November 12, 2009

Part 1: The Conversion

Before I begin, I want you to know a few things.

Most importantly, I grew up on a farm. I don't just mean there was a farm behind our house; I mean, my grandparents ran a working farm as their means of living. We had cattle, sheep, and crops. In the fall, we loved going to the barn because of the trailer full of soft cottonseed. We loved giving the cows salt licks, and I had the distinction of being the oldest so I got to go up to the hay loft, cut open bails with wire cutters, and pitch down hay into the trough.

I have known my whole life where beef comes from, and even though my siblings and I would name the cows every year, I understood that the little white parcels with red stamps reading, "Bone-in ribeye" or "Chuck roast" were the cow's (many of them were named after Disney characters) way of saying, "Thanks for giving me such a beautiful life on the farm."

In fact, I don't have a problem with meat that is raised in the same way I was so familiar with growing up: a family of farmers pitches hay from the loft to the trough, never takes a vacation from tending the animals, and is sure to round up the chickens every night before the sun sets.

It wasn't until I learned of the atrocities of factory farming that I began to think that meat-eating wasn't such a great idea. Industrial agriculture, from the prominence of high fructose corn syrup in processed foods to the way commercial animal farming operations (better known as CAFOs or factory farms) are run, makes me squeamish and conjures up images of animal suffering, biohazards being dumped into processed foods, and swampish pools of byproducts and waste. Gross.

On a micro level, foods grown (the word grown is too organic; let's used processed) that way make us unhealthy. One look at obesity rates and Type II diabetes statistics, and that's clear: our food is making us sick. And food-borne illnesses are on the rise, too; the E. coli outbreaks in meat as well as vegetables (between spinach and tomatoes), and other things like salmonella account for 76 million illnesses in the U.S. each year.

On the macro level, though, these gigantic industrial food plants are directly causing huge amounts of pollution and making entire communities sick (studies show that children who live near factory farms have higher instances of asthma).

It's not just because I'm 200 pages in to Jonathan Safran Foer's Eating Animals that I bring this up; over the last few months, I've been making gradual changes in my diet. After reading Omnivore's Dilemma (Michael Pollan) and seeing Food, Inc. especially, we started cutting out things like fast food and sodas. We became Readers of Ingredients Lists. We began shopping regularly at the farmers market and bringing home vegetables from my mom's garden.

This weekend, I did the unthinkable. I turned down BBQ from the one place I never thought I'd forsake: Louie Mueller BBQ, where I grew up eating award-winning brisket and jalapeno sausage. Excuse me for a moment while I drool all over my keyboard.

I watched as my family enjoyed hot links, ribs, and moist brisket, not tasting a bite—all in the name of my newest personal endeavor.

I'm going vegetarian and I'm determined to be successful.

Coming up: Part 2, The Reaction....




3 comments:

Kit said...

Yeah!
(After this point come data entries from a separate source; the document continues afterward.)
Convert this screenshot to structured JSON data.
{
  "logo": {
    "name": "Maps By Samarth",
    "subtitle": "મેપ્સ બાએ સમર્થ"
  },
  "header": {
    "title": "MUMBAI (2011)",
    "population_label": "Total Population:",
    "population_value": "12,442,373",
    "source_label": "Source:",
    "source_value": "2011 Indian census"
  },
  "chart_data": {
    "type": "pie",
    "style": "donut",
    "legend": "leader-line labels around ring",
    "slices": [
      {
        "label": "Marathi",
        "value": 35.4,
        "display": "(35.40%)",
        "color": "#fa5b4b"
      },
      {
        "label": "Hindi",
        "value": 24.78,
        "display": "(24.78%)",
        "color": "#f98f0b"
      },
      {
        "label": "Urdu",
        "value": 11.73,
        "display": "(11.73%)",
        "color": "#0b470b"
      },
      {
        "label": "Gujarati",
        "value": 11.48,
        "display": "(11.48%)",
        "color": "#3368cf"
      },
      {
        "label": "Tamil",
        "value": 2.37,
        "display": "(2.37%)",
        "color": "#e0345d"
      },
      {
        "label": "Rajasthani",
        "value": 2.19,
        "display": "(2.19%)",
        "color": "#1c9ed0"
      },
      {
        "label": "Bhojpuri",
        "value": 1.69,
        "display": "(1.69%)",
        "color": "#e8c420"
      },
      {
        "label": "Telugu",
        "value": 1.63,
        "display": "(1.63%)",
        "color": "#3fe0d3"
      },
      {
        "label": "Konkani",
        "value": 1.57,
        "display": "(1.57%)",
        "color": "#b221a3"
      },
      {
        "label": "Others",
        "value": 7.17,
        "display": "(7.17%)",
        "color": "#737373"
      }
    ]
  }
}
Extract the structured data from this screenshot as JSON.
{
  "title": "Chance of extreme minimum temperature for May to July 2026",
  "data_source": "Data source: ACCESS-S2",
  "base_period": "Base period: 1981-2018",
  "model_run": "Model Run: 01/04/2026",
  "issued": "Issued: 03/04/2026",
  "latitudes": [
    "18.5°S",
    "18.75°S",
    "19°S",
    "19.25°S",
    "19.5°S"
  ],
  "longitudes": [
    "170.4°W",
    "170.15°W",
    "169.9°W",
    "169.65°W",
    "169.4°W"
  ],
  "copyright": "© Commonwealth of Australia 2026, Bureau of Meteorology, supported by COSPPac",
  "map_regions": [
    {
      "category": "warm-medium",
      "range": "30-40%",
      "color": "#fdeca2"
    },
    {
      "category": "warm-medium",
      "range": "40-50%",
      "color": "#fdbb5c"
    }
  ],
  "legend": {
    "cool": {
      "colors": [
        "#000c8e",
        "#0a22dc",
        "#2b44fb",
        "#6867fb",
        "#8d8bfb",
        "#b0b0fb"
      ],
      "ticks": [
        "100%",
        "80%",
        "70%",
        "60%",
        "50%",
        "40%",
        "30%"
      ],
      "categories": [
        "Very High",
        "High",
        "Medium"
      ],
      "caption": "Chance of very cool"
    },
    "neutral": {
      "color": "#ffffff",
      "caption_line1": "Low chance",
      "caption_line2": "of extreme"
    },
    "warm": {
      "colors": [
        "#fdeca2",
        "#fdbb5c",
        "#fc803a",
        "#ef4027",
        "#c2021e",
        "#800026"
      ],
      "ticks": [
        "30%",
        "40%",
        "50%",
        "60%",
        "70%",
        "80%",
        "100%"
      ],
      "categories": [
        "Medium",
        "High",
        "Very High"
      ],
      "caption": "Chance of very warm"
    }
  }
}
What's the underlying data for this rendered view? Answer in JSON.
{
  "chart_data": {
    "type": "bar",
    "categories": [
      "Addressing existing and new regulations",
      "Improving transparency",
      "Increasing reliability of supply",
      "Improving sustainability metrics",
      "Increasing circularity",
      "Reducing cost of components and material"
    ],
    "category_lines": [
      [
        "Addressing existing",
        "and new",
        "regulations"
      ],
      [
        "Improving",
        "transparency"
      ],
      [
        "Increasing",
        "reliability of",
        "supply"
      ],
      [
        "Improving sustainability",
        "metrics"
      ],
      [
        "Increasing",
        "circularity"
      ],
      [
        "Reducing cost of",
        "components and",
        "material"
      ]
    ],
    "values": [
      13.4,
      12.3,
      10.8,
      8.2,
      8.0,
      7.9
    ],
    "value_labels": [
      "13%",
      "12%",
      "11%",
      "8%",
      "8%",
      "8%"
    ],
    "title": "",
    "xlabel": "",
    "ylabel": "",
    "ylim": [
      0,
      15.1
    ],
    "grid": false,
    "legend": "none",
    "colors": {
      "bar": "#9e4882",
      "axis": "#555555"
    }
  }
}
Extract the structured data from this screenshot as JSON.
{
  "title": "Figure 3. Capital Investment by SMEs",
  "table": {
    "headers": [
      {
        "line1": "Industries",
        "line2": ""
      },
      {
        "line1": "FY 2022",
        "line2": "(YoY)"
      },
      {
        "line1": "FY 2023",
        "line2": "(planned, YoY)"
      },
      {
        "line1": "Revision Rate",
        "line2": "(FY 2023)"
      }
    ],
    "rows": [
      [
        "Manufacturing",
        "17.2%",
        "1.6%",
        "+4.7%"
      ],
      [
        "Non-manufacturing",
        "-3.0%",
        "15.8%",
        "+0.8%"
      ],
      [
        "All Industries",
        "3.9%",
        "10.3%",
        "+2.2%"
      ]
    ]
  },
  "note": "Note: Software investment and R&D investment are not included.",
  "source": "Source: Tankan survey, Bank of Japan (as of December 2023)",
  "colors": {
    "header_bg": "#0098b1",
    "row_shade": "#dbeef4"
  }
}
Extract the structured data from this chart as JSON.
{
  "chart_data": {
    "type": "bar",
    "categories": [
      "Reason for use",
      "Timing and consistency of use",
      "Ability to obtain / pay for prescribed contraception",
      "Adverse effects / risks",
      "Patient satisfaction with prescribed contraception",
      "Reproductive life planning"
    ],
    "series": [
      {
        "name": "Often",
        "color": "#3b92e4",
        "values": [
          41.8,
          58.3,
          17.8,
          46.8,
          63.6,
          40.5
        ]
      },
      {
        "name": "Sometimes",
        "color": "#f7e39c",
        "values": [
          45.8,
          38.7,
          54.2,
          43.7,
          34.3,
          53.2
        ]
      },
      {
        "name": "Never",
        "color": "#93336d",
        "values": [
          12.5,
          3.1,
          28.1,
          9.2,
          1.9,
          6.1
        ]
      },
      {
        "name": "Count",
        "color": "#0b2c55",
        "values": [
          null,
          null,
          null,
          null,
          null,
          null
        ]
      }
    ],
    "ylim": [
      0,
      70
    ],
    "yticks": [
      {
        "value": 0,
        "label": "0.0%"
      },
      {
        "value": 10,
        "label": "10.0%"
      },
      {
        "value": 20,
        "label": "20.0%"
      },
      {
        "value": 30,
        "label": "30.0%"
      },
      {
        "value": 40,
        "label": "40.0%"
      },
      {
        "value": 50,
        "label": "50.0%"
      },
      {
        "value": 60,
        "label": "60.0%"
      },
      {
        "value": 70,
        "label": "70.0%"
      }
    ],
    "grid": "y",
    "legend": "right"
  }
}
Welcome to the club!

General Tom said...

Thanks for share good post. Useful information, keep it up. I like your post.

catherine said...

Another book that was a really amazing read was "Animal, Vegetable, Miracle" by Barbara Kingsolver. It addresses a lot of the food politics you mention. Not that it sounds like you need more convincing. :)

As always, it's great to read your lovely writing.